Не утерпев, Тит прикрылся щитом и глянул меж зубцов: скераты отходили – уцелевшие, те, кто успел спуститься или не успел подняться, торопливо откатывались от недобрых рыже-серых стен. Доставлявшие чуть ли не больше всех хлопот лучники убирались вместе со всеми. Следом за здоровыми ползли или ковыляли раненые. Скадария снова отбилась.

Напряжение боя ушло, уступая место боли. Только что исправно служившее тело заныло и зажаловалось сразу в нескольких местах: правое плечо и бок, левая рука, голень, по которой успел пнуть тот, с жёлтой лентой в бороде… Голова тоже гудела, пусть не сильно, но надоедливо, хотя кто и когда успел приложить его по шлему, Тит не помнил – желающих было хоть отбавляй.

Где-то слева хлопнула тетива. Хромавший за своими скерат выпустил копьё, на которое опирался, и покатился вниз по склону. Со стрелой под лопаткой. Больше со стен не били – запас стрел и так уменьшался слишком быстро, изводить его на покалеченных врагов было глупо, чтобы не сказать больше. Подранки – не угроза для осаждённых, а обуза для осаждающих, в крепости же хватает своих дел, невесёлых, но необходимых.

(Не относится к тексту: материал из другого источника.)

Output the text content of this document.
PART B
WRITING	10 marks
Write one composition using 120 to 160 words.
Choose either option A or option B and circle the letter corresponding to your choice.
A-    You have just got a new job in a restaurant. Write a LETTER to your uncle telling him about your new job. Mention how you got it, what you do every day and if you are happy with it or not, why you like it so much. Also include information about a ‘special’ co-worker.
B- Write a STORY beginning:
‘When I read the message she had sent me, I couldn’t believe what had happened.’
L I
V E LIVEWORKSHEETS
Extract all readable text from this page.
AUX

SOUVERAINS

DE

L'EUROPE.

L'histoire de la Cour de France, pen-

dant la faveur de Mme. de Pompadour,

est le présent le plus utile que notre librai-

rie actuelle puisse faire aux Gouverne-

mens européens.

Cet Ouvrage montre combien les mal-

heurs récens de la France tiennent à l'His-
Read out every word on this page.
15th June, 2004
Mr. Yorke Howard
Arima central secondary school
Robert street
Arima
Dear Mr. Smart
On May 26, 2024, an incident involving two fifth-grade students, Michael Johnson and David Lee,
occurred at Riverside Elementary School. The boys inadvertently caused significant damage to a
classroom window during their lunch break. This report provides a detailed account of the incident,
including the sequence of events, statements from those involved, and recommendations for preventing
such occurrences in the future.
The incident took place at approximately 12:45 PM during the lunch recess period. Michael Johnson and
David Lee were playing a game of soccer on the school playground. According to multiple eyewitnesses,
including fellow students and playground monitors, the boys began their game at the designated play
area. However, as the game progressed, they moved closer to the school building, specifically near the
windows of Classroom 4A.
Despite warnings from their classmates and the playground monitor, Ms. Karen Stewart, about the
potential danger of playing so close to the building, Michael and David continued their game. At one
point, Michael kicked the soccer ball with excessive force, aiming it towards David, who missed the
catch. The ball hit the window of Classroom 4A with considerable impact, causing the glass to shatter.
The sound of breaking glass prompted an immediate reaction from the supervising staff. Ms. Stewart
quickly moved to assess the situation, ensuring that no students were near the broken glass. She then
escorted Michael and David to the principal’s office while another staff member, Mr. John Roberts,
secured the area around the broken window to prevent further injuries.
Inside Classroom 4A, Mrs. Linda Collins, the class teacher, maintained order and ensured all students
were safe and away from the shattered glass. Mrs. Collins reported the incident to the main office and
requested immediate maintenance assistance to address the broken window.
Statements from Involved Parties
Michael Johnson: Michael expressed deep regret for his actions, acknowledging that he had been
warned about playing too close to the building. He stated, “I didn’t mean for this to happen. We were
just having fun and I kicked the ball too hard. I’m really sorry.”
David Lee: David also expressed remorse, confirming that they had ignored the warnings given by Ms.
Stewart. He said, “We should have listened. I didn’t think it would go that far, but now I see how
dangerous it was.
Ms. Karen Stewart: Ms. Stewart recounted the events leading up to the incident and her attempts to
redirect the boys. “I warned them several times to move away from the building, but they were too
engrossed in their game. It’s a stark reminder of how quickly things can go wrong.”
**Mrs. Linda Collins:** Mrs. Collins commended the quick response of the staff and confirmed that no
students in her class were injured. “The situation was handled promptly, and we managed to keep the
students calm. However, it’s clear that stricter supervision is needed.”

Тит вытер меч об овчину на спине ближайшего трупа, осмотрел клинок и вложил в ножны, а на стену уже взбирались определённые Приском разбирать раненых и мёртвых поселяне. Своих раненых – в барак к паре измотанных лекарей, убитых – в отведённый для могил угол за конюшнями; ну а степнякам одна дорога – на надречную стену и вниз, под обрыв. Спентад посторонился, пропуская носильщиков, и принялся растирать занемевший локоть. Рухнуть бы прямо тут, на грязные камни, да какое там! Второй помощник коменданта – как же быстро настигают должности на войне! – должен обойти свою стену, выслушать доклады, понять их, как бы ни звенело в этой треклятой башке, и доложить «самому». И чем быстрей это сделать, тем лучше, значит, нужно идти. Три сотни шагов и две лестницы… Время Всемогущее, как же это много!

* * *

Этот штурм обошёлся куда дороже предыдущих. В первый раз скераты лишь пробовали Скадарию на зуб, проверяя, не струсят ли защитники от одного воя и визга. Не струсили, а несколько десятков удальцов, среди бела дня вздумавших забраться в крепость с помощью арканов, удалось положить полностью и без серьёзных потерь.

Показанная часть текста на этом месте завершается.